Des valeurs européennes insuffisamment porteuses

Diagnostic :

  • Depuis que la paix est achevée sur le continent « l’Europe n’est pas portée par une valeur forte », selon Jean-Noël Kafer, professeur à HEC.
  • Avec les controverses sur les frontières (cf. la Turquie) ou l’histoire (cf. l’héritage judéo-chrétien), l’Europe n’a pas d’identité.
  • « l’Europe a longtemps été et reste encore parfois une marque bouc-émissaire. Les acteurs nationaux n’ont pas pu ou pas voulu créer un vrai désir d’Europe », selon Robert Zarader, président d’Equancy & Co.

Recommandation :

  • Ne pas faire reposer la marque « Europe » seulement sur les enjeux économiques ou géostratégiques : trop segmentant sur le plan politique et trop éloigné des préoccupations quotidiennes des citoyens.
  • Faire reposer la marque « Europe » sur la justice sociale ou les jeunes (pourquoi pas l’environnement).

Des bénéfices client insuffisamment populaires

Diagnostic :

  • « Le problème de l’Europe est qu’elle ne mobilise qu’une cible aisée et âgée », selon Evelyn Soum, PDG d’Ailleurs Exactement, l’agence française qui déploie la campagne de communication du Parlement européen.
  • « Aujourd’hui, l’Europe s’appuie sur une minorité d’« addicts » mais elle doit faire face à la défiance d’une large part des consommateurs », selon Jean-Marc Huleux, Associé d’Euro RSCG C&O, l’agence chargée de la campagne gouvernementale d’information et d’incitation au vote.

Recommandation :

  • Valoriser davantage les bénéfices concrets de la construction européenne : l’euro, le programme d’échange universitaire Erasmus, la libre circulation dans l’espace Schengen…
  • Sortir des déclarations emphatiques et faire de la communication par la preuve : voir la campagne « J’avance avec l’Europe » qui montre que l’engagement de l’Europe est quotidien avec des actions et des opportunités auprès de toutes les tranches de la population…

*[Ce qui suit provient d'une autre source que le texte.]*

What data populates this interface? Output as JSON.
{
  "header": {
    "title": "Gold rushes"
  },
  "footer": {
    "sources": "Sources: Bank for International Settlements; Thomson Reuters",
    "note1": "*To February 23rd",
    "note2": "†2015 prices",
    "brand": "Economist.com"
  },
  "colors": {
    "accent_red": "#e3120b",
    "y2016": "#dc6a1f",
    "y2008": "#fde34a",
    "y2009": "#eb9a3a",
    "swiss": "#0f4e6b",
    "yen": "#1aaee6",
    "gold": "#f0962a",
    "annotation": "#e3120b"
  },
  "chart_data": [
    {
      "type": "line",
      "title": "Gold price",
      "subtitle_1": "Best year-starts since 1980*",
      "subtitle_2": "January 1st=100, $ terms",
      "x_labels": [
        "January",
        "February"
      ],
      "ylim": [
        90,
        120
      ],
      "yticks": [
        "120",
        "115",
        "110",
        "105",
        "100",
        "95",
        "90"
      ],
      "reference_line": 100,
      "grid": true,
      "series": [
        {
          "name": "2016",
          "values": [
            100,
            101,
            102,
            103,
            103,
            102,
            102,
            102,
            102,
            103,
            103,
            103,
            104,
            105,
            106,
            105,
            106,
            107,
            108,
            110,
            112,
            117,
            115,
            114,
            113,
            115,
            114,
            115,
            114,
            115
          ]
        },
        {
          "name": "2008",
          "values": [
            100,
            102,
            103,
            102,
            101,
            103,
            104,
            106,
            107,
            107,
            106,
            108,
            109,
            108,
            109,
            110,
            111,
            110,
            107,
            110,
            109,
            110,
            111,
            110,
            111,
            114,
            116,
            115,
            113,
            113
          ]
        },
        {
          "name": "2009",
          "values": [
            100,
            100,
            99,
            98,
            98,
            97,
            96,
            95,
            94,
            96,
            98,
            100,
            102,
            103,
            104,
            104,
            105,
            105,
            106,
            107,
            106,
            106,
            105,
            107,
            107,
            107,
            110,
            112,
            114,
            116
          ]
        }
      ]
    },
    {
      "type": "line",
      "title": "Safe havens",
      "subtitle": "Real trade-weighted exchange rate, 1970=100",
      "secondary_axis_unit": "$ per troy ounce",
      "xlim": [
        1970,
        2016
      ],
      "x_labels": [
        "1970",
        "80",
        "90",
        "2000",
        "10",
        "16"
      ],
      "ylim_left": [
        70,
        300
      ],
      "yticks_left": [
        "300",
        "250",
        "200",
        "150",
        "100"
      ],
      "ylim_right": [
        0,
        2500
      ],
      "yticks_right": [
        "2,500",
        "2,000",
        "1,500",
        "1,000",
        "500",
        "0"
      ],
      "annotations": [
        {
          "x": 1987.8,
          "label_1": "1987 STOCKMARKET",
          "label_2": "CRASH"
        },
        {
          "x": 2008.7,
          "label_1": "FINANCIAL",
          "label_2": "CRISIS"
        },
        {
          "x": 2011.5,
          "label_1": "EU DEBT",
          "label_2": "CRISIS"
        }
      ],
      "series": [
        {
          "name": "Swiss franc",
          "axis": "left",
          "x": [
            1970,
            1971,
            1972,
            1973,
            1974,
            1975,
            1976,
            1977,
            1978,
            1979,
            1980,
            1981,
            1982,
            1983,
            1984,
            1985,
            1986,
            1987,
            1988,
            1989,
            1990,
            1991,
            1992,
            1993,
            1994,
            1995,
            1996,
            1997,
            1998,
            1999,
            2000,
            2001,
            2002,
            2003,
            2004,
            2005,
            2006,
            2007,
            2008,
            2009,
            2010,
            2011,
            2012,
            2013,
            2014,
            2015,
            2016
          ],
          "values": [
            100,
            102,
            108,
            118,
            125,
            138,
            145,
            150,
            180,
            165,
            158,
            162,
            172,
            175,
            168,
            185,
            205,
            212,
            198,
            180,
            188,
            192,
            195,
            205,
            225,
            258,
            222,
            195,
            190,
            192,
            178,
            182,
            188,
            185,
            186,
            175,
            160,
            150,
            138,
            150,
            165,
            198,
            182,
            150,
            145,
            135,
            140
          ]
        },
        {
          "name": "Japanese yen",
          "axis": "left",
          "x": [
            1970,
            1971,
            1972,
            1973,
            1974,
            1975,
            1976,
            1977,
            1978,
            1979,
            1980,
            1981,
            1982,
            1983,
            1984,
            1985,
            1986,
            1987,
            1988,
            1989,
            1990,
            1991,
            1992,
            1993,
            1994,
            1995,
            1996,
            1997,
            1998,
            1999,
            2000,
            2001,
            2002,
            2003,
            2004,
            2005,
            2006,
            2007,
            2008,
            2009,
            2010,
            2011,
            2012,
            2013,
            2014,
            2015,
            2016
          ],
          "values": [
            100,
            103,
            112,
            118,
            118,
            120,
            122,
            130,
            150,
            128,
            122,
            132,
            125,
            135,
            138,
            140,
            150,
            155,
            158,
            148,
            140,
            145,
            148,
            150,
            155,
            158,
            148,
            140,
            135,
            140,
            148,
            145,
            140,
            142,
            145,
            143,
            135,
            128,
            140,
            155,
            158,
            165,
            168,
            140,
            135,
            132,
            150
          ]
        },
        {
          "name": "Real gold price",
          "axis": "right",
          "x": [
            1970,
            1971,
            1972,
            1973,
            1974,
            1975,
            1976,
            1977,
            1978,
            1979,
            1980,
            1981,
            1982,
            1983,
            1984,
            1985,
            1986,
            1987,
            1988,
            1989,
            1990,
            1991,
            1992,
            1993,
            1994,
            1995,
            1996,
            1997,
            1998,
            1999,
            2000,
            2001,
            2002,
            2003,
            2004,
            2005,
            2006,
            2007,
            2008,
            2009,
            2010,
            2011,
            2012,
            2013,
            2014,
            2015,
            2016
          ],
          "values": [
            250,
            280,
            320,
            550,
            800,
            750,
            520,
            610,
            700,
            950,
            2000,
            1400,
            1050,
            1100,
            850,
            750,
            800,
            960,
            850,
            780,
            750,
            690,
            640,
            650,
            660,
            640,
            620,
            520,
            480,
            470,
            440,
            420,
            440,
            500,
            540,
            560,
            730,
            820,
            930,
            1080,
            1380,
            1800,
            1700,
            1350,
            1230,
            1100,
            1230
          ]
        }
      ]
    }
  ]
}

Une personnalité insuffisamment caractéristique

Diagnostic :

  • « Non seulement la marque n’a pas de message clair et sa cible ne se reconnait pas en elle, mais en plus, elle n’a pas d’émetteur unique », selon George Lewi de BEC Institute.
  • La complexité du mode de fonctionnement de l’UE rend la communication européenne quasi uniquement « BtoB ».
  • « L’Europe souffre d’un manque de puissance et de proximité (…), entre la communication de masse et l’information sur le terrain. Du coup, ça ne se voit pas », selon Thierry Saussez, le délégué interministériel à la communication et directeur du SIG.

Recommandation :

  • Pour nourrir son image, l’Europe ne peut pas se contenter de communiquer seulement lors des échéances électorales.
  • « L’Europe doit être présente partout et venir à la rencontre des citoyens », (comme lors de la Journée de l’Europe) selon Frédéric Maillard, vice Président de Junium.
  • C’est également la responsabilité des Etats de déployer la communication européenne pour Thierry Saussez.
  • Une réflexion sur le logo de l’Europe, via un lifting du drapeau européen semblé également nécessaire.

Conclusion du dossier rédigé par Alain Delcayre : il s’agit d’un « chantier titanesque mais indispensable ».